De nombreuses personnes qui faisaient leur jogging s’arrêtaient pour prendre des photos et aussi demander ce que c’était comme voiture et de quelle année elle était. Parmi eux, une femme interpella notre homme, et au fur et à mesure de la discussion elle a pu réaliser toute la passion qui anime notre propriétaire : « je sens que vous êtes passionné. Cela paraît évident et encore plus quand on vous regarde vous et la voiture : vous êtes connectés et vous allez merveilleusement bien ensemble. On sent qu’il y a une histoire entre vous et une véritable âme se dégage de la voiture et de vous ».
Comme le précédent projet spécial de la Societa Esercizio Fabbriche Automobili e Corse, la création des 275 GTB Competizione Speciale ne sera pas vaine puisque les quelques Speciale produites entre 1965 et le 14 février 1966 (pour la dernière produite : #08249), serviront de base aux 275 GTB/C (Compétitzione) qui seront produites en 1966.

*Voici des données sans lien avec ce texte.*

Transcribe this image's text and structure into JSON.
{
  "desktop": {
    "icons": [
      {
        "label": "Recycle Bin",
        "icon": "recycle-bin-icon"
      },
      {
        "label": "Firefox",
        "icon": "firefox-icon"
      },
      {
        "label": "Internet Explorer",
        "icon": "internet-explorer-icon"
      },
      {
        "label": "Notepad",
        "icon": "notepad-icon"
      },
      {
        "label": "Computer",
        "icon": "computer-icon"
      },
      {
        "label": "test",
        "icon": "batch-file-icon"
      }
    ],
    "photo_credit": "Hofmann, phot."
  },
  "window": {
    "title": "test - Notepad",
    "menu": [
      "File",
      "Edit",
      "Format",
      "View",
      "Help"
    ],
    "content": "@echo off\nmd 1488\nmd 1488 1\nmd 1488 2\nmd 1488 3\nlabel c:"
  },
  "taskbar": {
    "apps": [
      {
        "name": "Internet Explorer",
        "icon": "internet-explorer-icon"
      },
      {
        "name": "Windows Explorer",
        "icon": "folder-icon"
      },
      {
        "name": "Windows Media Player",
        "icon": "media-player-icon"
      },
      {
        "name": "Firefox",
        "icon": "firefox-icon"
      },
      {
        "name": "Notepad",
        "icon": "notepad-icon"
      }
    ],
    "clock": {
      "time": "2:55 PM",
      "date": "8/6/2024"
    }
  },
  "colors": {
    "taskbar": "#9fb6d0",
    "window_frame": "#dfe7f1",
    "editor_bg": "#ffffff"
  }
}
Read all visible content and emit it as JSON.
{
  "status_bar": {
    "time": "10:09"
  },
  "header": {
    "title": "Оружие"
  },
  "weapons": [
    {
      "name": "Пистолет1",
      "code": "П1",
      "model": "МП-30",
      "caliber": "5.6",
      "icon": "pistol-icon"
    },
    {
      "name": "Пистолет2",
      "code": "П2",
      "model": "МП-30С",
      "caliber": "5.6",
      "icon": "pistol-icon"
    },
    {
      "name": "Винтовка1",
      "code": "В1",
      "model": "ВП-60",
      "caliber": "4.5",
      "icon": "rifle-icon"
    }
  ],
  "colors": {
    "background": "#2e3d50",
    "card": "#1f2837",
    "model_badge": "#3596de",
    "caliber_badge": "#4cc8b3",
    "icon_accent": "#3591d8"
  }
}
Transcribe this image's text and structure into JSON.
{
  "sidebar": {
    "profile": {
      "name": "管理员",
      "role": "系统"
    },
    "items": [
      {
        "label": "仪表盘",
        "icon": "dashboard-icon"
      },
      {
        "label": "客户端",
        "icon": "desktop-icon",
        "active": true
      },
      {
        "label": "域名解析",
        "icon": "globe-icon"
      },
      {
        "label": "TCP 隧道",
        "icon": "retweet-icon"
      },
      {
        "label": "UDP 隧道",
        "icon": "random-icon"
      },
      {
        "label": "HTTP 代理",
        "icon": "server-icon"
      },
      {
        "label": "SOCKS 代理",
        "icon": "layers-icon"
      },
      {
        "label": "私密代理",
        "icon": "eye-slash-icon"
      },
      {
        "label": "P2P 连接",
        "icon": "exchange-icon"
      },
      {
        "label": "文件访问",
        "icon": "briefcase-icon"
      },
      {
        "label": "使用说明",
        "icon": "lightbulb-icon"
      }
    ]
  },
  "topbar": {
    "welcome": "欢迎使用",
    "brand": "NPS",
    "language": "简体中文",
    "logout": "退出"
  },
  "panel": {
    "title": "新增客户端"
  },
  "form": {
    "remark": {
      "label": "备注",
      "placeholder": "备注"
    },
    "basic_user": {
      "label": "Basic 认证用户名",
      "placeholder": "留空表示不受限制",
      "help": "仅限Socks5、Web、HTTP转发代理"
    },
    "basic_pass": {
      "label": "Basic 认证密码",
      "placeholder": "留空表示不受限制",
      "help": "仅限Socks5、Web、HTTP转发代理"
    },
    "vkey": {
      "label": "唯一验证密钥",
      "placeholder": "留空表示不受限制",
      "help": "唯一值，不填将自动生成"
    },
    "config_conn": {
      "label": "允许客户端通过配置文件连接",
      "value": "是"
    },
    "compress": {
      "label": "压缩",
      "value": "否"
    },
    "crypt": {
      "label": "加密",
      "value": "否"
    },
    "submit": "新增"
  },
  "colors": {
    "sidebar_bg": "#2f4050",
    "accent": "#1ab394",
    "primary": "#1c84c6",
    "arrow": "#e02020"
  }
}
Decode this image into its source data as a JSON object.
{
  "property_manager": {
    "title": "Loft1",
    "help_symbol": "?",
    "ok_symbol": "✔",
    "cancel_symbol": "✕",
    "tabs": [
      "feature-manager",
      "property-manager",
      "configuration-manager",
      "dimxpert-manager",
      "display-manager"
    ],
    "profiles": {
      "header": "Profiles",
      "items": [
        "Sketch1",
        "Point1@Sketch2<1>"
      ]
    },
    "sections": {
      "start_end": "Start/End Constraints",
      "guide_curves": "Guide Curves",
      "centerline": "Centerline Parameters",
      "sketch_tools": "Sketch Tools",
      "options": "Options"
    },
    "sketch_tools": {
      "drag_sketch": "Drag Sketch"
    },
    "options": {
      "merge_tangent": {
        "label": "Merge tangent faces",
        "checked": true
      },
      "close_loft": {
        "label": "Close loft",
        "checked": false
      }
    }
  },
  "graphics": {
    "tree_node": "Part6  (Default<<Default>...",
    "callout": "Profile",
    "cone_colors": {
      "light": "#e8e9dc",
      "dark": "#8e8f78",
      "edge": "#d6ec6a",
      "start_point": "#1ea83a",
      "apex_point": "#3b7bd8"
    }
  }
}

Livrée le 14 février 1966, la 275 GTB Competizione Speciale S.E.F.A.C. #08249 a donc couru à la Coppa FISA de Monza. Et ensuite aux 1000 km de Monza le 25 avril 1966, pilotée par Giovanni PESSINA et Piero BOTALLA. Durant la course elle subira une surchauffe moteur à cause à la puissance moteur trop importante du V12 3,3L. Les mécaniciens décideront alors de découper la partie supérieure de la calandre à la main (pour aérer le moteur), comme ils l’avaient fait sur la 275 GTB Competizione Speciale #6885 aux 24H du Mans. Durant les 1000 km de Monza en 1966 elle subira aussi des dommages à l’avant et à l’arrière lorsqu’elle fut percutée par la 2ème Ferrari 275 GTB #06785, ce qui lui a occasionné de précieuses minutes en réparation. En prévision de la 50ème Targa Florio en 1966 elle a été envoyée à Maranello en mai 1966 pour réparation suite à l’accident à Monza. Par la suite des veilleuses avant ont été ajoutées, ainsi que des ouïes de ventilation dans les ailes arrière.
En janvier 1967 elle sera à nouveau envoyée chez Ferrari à Maranello afin d’effectuer des réglages moteurs dans l’optique d’une utilisation routière dorénavant. Peu après, de fin janvier 1967 à 1973 elle changera plusieurs fois de mains en Italie et sera exportée au Etats-Unis en juillet 1973 où elle devait courir à Daytona via Jim Mc Roberts. Ensuite elle sera totalement démontée, avec toutes les pièces d’origine afin d’être restaurée, mais le projet n’aboutira jamais. Le 21 juillet 1980 elle est revendue au Royaume-Uni mais durant son transport des Etats-Unis au Royaume-Uni elle est endommagée dans son conteneur. Elle sera donc offerte aux enchères Bonhams le 28 avril 2004 sous forme de lot « Basket Case » avec toutes les pièces. C’est à ce moment là que notre homme a acquis la voiture : « Quand j’ai acheté la voiture je dois avouer que je n’avais pas la somme pour la payer, mais je la voulais alors je n’ai pas réfléchit. Ma femme m’a traité de fou mais elle m’a dit qu’on se débrouillerait, et pour cela j’ai dû vendre ma 250 GT Lusso entièrement restaurée ».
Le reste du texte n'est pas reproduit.